Catalytic enhancement in dissociation of nitric oxide over rhodium and nickel small-size clusters: a DFT study

Abstract

We applied density-functional theory (DFT) to investigate the adsorption and dissociation of NO on Rh₁₉ and Ni₁₉ clusters with a double-icosahedral (DI) structure. The transition structures of the NO dissociating on the potential-energy surfaces were derived using the nudged-elastic-band (NEB) method. The adsorption energies of NO molecules on the rhombus-center region of DI clusters are −2.53 eV and −2.78 eV with the N–O bond elongated to 1.33 Å and 1.35 Å, respectively, on Ni₁₉ and Rh₁₉, compared to 1.16 Å of the gaseous NO counterpart.

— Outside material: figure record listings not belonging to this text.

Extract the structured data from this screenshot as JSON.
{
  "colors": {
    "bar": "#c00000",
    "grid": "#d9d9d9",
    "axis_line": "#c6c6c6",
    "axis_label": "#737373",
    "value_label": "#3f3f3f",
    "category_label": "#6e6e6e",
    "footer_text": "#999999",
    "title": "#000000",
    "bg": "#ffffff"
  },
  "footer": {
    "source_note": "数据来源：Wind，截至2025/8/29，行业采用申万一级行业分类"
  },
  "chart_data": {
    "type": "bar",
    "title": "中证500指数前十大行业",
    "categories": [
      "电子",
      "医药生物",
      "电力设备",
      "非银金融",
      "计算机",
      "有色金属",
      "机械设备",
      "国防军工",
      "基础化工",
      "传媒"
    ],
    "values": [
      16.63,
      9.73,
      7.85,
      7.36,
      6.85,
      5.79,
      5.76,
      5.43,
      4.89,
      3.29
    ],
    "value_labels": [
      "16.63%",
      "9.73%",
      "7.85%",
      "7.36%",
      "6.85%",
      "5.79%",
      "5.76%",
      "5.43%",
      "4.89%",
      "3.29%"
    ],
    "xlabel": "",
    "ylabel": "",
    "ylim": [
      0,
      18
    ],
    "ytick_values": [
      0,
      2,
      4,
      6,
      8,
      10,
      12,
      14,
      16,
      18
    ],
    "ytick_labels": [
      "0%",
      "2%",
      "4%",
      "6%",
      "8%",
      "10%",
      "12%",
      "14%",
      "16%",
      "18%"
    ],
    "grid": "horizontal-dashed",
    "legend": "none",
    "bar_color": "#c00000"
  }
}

The barriers to dissociation of N–O on both DI-Rh₁₉ (E_a = 0.24 eV) and DI-Ni₁₉ (E_a = 0.42 eV) clusters are small, indicating that the rhombus-center region of DI metal clusters might activate the scission of the N–O bond. To understand the interaction between these nanocluster catalysts and their adsorbates, we calculated the electronic properties including the local densities of states, orbital evolution of the adsorbates and interaction energies; the results indicate that a profound catalytic behavior for bond scission is observed in this unique rhombus-center region of DI metal-nanoclusters.